Myers even allegedly patched up some possible beef with "Wayne's World" and "SNL" alum Dana Carvey for a "Wayne's World" themed Uber Eats commercial with Cardi B. Carvey talked with Howard Stern (via People) about burying the hatchet with Myers, after he thought Myers stole the concept of Dr. Evil from him. He discussed their friendship, saying "We were like siblings a little bit and we were never meant to be a comedy team." Regardless, years later, they became one again, however briefly.

It all seems in keeping with Myers and his career: Anything can happen in it, and often, the strangest things do.

Mike Myers comes back with The Pentaverate

Though some could argue Mike Myers never fully left pop-culture consciousness, he came back in a big way in 2022 with the Netflix streaming series "The Pentaverate."
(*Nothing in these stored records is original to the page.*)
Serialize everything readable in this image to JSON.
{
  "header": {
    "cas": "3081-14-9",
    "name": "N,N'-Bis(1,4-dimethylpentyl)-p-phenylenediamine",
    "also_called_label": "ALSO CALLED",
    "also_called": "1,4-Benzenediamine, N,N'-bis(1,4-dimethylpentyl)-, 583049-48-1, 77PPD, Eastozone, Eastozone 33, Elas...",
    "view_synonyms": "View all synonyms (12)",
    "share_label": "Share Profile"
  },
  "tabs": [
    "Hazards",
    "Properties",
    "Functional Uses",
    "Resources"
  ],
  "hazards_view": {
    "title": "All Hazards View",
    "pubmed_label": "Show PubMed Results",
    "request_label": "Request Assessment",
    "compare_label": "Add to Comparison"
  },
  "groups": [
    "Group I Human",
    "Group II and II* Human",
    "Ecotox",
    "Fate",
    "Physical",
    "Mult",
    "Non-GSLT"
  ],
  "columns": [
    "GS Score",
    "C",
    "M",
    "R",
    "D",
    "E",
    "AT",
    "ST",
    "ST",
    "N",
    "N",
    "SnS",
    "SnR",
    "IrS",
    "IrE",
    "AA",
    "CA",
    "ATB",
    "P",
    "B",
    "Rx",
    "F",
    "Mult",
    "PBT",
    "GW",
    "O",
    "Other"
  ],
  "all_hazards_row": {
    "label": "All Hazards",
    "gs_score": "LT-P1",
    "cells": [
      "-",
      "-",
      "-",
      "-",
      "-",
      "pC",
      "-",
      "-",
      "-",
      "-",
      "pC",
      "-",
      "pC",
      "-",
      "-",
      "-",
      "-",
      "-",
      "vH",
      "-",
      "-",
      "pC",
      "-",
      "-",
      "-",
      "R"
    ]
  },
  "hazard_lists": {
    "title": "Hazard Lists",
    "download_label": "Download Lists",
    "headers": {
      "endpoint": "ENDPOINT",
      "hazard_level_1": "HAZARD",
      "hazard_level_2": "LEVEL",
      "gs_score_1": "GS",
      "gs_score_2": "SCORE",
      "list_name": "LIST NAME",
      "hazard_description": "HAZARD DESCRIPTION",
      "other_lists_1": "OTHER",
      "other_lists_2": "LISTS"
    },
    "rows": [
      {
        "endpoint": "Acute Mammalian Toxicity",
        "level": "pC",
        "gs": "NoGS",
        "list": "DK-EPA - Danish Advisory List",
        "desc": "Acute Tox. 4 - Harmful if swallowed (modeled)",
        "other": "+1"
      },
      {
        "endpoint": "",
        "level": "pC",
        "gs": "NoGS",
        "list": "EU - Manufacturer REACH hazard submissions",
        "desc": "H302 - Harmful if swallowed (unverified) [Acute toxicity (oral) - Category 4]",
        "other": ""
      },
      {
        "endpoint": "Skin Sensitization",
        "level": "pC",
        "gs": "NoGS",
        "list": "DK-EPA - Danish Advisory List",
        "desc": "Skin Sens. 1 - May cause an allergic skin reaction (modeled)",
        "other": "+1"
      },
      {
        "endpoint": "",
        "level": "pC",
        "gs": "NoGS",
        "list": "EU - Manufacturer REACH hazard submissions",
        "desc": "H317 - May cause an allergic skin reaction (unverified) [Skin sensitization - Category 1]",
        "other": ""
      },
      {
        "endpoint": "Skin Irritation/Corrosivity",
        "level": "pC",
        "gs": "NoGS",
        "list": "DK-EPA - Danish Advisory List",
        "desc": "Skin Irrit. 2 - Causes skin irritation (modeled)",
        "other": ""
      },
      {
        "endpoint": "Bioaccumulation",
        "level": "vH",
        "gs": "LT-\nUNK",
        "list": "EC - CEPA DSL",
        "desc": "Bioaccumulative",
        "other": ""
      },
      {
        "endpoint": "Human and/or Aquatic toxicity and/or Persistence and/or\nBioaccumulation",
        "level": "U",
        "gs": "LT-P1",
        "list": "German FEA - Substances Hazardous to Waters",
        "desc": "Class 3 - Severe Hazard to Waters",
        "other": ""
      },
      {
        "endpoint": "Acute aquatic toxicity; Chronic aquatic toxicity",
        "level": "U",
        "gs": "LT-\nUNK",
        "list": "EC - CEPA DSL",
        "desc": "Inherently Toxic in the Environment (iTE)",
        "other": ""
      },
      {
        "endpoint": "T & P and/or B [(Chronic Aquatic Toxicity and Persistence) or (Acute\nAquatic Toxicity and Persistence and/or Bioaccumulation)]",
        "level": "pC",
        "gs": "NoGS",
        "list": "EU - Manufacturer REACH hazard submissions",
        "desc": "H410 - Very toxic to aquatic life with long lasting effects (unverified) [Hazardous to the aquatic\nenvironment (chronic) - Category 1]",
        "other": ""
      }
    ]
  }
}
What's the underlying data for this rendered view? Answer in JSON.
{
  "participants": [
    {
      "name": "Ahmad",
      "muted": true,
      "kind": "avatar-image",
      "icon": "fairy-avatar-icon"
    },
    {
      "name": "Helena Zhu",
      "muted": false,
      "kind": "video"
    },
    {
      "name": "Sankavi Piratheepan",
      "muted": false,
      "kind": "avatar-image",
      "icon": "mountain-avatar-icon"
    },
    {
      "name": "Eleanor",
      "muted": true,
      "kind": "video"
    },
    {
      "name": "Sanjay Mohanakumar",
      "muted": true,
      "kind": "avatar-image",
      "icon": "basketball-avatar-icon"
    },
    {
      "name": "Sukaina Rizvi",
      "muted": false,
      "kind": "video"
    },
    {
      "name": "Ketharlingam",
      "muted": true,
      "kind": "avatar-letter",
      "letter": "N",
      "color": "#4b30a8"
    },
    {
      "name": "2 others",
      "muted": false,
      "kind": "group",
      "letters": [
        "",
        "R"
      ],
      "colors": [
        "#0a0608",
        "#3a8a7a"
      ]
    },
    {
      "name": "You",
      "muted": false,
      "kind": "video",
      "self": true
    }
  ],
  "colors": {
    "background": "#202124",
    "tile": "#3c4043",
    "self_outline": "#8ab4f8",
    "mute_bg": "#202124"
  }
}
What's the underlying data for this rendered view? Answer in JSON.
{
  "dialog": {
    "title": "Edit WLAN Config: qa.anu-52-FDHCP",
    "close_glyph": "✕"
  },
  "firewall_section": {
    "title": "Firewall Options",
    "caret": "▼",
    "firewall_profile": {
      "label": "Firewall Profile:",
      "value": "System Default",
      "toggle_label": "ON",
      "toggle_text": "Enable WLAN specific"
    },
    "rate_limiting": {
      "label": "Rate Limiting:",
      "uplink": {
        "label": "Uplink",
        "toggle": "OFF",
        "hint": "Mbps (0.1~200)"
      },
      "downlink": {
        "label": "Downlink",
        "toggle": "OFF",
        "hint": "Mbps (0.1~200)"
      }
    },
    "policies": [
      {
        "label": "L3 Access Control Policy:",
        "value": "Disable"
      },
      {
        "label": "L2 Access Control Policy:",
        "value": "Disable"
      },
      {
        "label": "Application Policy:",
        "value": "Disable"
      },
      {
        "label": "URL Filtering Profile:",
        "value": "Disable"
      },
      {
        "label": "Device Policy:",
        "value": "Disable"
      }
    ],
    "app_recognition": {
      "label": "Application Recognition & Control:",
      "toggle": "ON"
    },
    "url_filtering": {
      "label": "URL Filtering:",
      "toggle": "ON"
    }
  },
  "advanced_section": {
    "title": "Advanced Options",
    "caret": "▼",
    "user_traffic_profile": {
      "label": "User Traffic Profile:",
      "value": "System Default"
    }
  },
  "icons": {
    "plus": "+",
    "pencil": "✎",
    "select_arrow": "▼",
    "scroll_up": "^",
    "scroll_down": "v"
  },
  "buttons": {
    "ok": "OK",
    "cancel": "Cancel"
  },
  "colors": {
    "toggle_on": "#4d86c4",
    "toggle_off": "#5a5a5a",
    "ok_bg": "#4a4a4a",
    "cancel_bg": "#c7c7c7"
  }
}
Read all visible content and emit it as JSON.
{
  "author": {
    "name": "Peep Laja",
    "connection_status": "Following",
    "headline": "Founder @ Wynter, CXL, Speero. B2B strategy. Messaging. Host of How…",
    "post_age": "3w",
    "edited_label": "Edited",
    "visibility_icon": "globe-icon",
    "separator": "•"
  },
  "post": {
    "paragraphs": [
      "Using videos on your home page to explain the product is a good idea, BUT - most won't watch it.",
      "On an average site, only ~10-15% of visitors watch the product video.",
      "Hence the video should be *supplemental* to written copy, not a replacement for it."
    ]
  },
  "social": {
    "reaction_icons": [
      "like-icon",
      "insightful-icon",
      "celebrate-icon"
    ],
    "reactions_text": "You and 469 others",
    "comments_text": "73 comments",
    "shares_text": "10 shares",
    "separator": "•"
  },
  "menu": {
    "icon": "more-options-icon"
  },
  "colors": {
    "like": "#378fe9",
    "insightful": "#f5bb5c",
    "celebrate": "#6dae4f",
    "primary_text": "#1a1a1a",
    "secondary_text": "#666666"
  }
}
"The Pentaverate" is inspired by a joke Myers made, referencing a conspiracy group under the same name when he made his early-career, pre-franchise film, "So I Married an Axe Murderer." Myers tells SyFy: "When I did 'So I Married an Axe Murderer' it was on everybody's mind ... So I said to Netflix, 'What if five people did run the world? What if they were nice and what if I got to play all five of them?' And they said, 'Yes!'"

The ridiculous conspiracy comedy about a society of men who influence the world features Myers playing eight roles, alongside co-stars Rob Lowe, Jennifer Saunders, Lydia West, and Debi Mazar. The cast is stacked with heavy hitters — so maybe the rumored diva days of Mike Myers are finally over. His career certainly is not.